Distillation loss: \(\mathcal{L} = \text{KL}(\pi^*(t) \| \pi_\theta(t))\), summed over all token positions. Supports the flexible switching between on-policy (self-sampling) and off-policy (using existing data) training modes.

Key Experimental Results

Main Results

Base model: Llama-3-8B-Instruct.
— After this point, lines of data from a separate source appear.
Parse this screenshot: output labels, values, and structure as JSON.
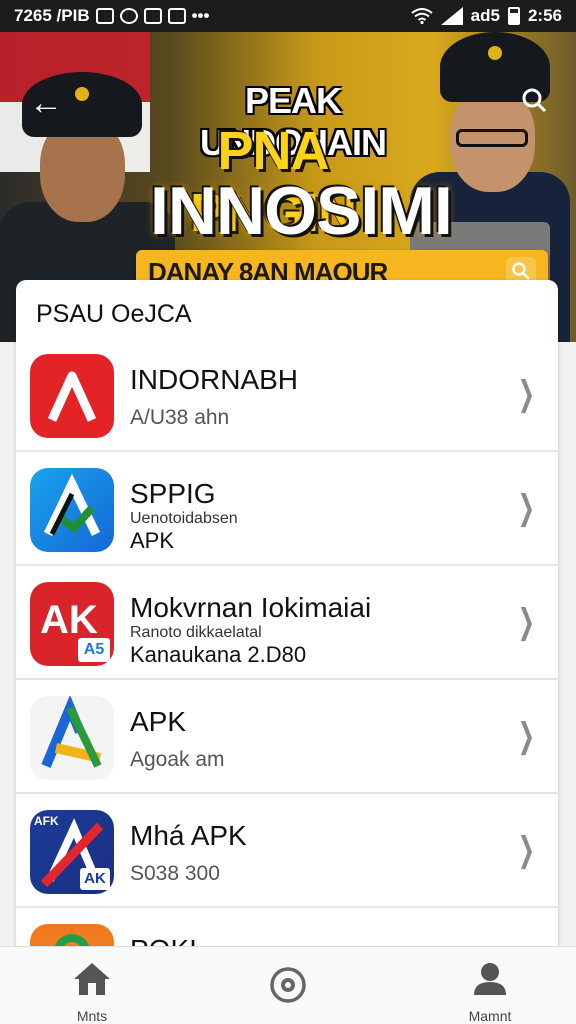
{
  "statusbar": {
    "left_text": "7265 /PIB",
    "time": "2:56",
    "signal_text": "ad5"
  },
  "banner": {
    "line1": "PEAK UNDOHAIN",
    "line2": "PNA PNGIN",
    "line3": "INNOSIMI",
    "search_text": "DANAY 8AN MAOUR"
  },
  "list": {
    "section_title": "PSAU OeJCA",
    "items": [
      {
        "name": "INDORNABH",
        "sub": "A/U38 ahn"
      },
      {
        "name": "SPPIG",
        "sub": "Uenotoidabsen",
        "sub2": "APK"
      },
      {
        "name": "Mokvrnan Iokimaiai",
        "sub": "Ranoto dikkaelatal",
        "sub2": "Kanaukana 2.D80"
      },
      {
        "name": "APK",
        "sub": "Agoak am"
      },
      {
        "name": "Mhá APK",
        "sub": "S038 300"
      },
      {
        "name": "POKI",
        "sub": ""
      }
    ],
    "icon_labels": {
      "item3": "AK",
      "item3_small": "A5",
      "item5": "AFK",
      "item5_small": "AK"
    }
  },
  "bottomnav": {
    "home_label": "Mnts",
    "discover_label": "",
    "profile_label": "Mamnt"
  }
}
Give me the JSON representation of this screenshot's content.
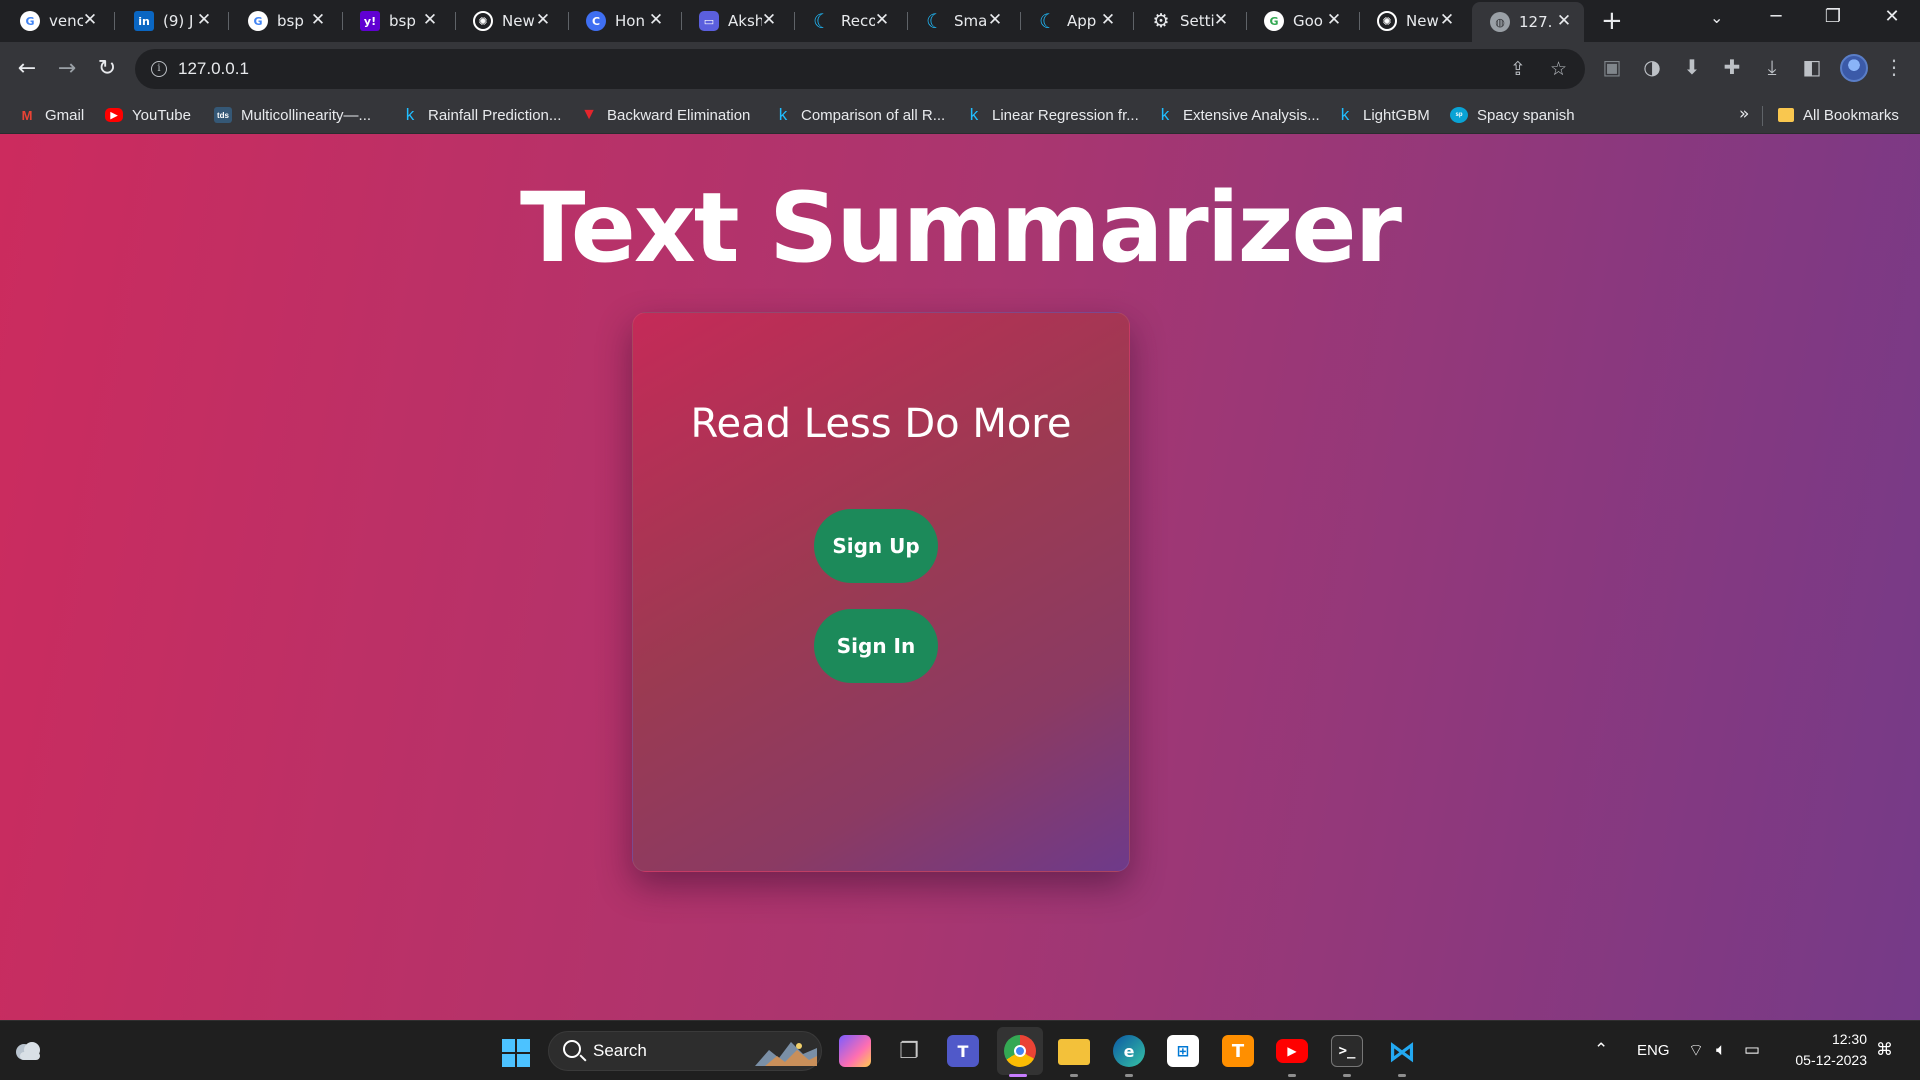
{
  "browser": {
    "tabs": [
      {
        "title": "venc",
        "icon": "google-icon",
        "color": "#ffffff"
      },
      {
        "title": "(9) J",
        "icon": "linkedin-icon",
        "color": "#0a66c2"
      },
      {
        "title": "bsp",
        "icon": "google-icon",
        "color": "#ffffff"
      },
      {
        "title": "bsp",
        "icon": "yahoo-icon",
        "color": "#6001d2"
      },
      {
        "title": "New",
        "icon": "chatgpt-icon",
        "color": "#ffffff"
      },
      {
        "title": "Hon",
        "icon": "copilot-icon",
        "color": "#3f6ff2"
      },
      {
        "title": "Aksh",
        "icon": "chat-app-icon",
        "color": "#5b5fde"
      },
      {
        "title": "Reco",
        "icon": "kaggle-k-icon",
        "color": "#20beff"
      },
      {
        "title": "Sma",
        "icon": "kaggle-k-icon",
        "color": "#20beff"
      },
      {
        "title": "App",
        "icon": "kaggle-k-icon",
        "color": "#20beff"
      },
      {
        "title": "Setti",
        "icon": "gear-icon",
        "color": "#e8eaed"
      },
      {
        "title": "Goo",
        "icon": "google-lens-icon",
        "color": "#ffffff"
      },
      {
        "title": "New",
        "icon": "chatgpt-icon",
        "color": "#ffffff"
      },
      {
        "title": "127.",
        "icon": "globe-icon",
        "color": "#9aa0a6"
      }
    ],
    "new_tab_label": "+",
    "url": "127.0.0.1",
    "bookmarks": [
      {
        "label": "Gmail",
        "icon": "gmail-icon",
        "color": "#ea4335"
      },
      {
        "label": "YouTube",
        "icon": "youtube-icon",
        "color": "#ff0000"
      },
      {
        "label": "Multicollinearity—...",
        "icon": "tds-icon",
        "color": "#355876"
      },
      {
        "label": "Rainfall Prediction...",
        "icon": "kaggle-k-icon",
        "color": "#20beff"
      },
      {
        "label": "Backward Elimination",
        "icon": "triangle-logo-icon",
        "color": "#e4252c"
      },
      {
        "label": "Comparison of all R...",
        "icon": "kaggle-k-icon",
        "color": "#20beff"
      },
      {
        "label": "Linear Regression fr...",
        "icon": "kaggle-k-icon",
        "color": "#20beff"
      },
      {
        "label": "Extensive Analysis...",
        "icon": "kaggle-k-icon",
        "color": "#20beff"
      },
      {
        "label": "LightGBM",
        "icon": "kaggle-k-icon",
        "color": "#20beff"
      },
      {
        "label": "Spacy spanish",
        "icon": "spacy-icon",
        "color": "#09a3d5"
      }
    ],
    "more_bookmarks_label": "»",
    "all_bookmarks_label": "All Bookmarks"
  },
  "page": {
    "title": "Text Summarizer",
    "card_heading": "Read Less Do More",
    "signup_label": "Sign Up",
    "signin_label": "Sign In",
    "colors": {
      "gradient_start": "#cc2b5e",
      "gradient_end": "#753a88",
      "button": "#1c8a5a"
    }
  },
  "taskbar": {
    "search_label": "Search",
    "language": "ENG",
    "time": "12:30",
    "date": "05-12-2023"
  }
}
Preference data: UltraFeedback.

Method AlpacaEval 2.0 LC WR ↑ MT-Bench ↑ Arena-Hard ↑
DPO 25.4 7.82 28.1
SimPO 30.2 7.88 33.5
TDPO 28.9 7.85 31.2
AlignDistil 34.7 8.05 37.8

Ablation Study

Configuration AlpacaEval 2.0 LC WR Description
AlignDistil (Full) 34.7 Contrastive DPO + adaptive extrapolation
Without contrast (forward DPO only) 31.5 Affected by the inaccuracy of DPO rewards
Without adaptation (fixed \(\alpha\)) 32.3 Partial tokens over/under-optimized
Response-level reward distillation 29.1 Validates the advantage of token-level alignment

Key Findings

  • Token-level distribution reward > Token-level scalar reward > Response-level reward: Distribution-based rewards provide the richest gradient signals.
  • Significantly faster convergence: AlignDistil reaches the final performance of DPO in approximately half the training steps.
  • The contrastive DPO reward effectively compensates for the shortcomings of DPO acting as a reward model.

Highlights & Insights

  • Theoretical equivalence of RLHF and distillation: Elegantly converts complex RL optimization into a standard knowledge distillation problem, greatly simplifying the implementation.
  • Clever use of the reverse DPO model: By swapping chosen/rejected to train a model that does the "opposite," the contrast between the two models enhances the accuracy of the reward signal.

Limitations & Future Work

  • Requires training two DPO models (forward and reverse), which increases the upfront computing cost.
  • The theoretical equivalence relies on the assumption of token-level decomposition of DPO rewards, which may be imprecise in practice.
  • Has not been compared with recent methods such as GRPO/RLVR.
  • vs DPO: DPO directly optimizes via response-level preferences, while AlignDistil achieves token-level optimization through distillation, offering finer granularity.
  • vs TDPO: TDPO also performs token-level DPO, but lacks the distillation perspective and the adaptive mechanism.

Rating

  • Novelty: ⭐⭐⭐⭐⭐ The theoretical finding of the RLHF-distillation equivalence is highly elegant.
  • Experimental Thoroughness: ⭐⭐⭐⭐ Benchmark comparisons and ablation experiments are comprehensive.
  • Writing Quality: ⭐⭐⭐⭐⭐ The theoretical derivations are rigorous, and equations are clear.
  • Value: ⭐⭐⭐⭐ Provides a fresh theoretical perspective and a practical methodology for LLM alignment.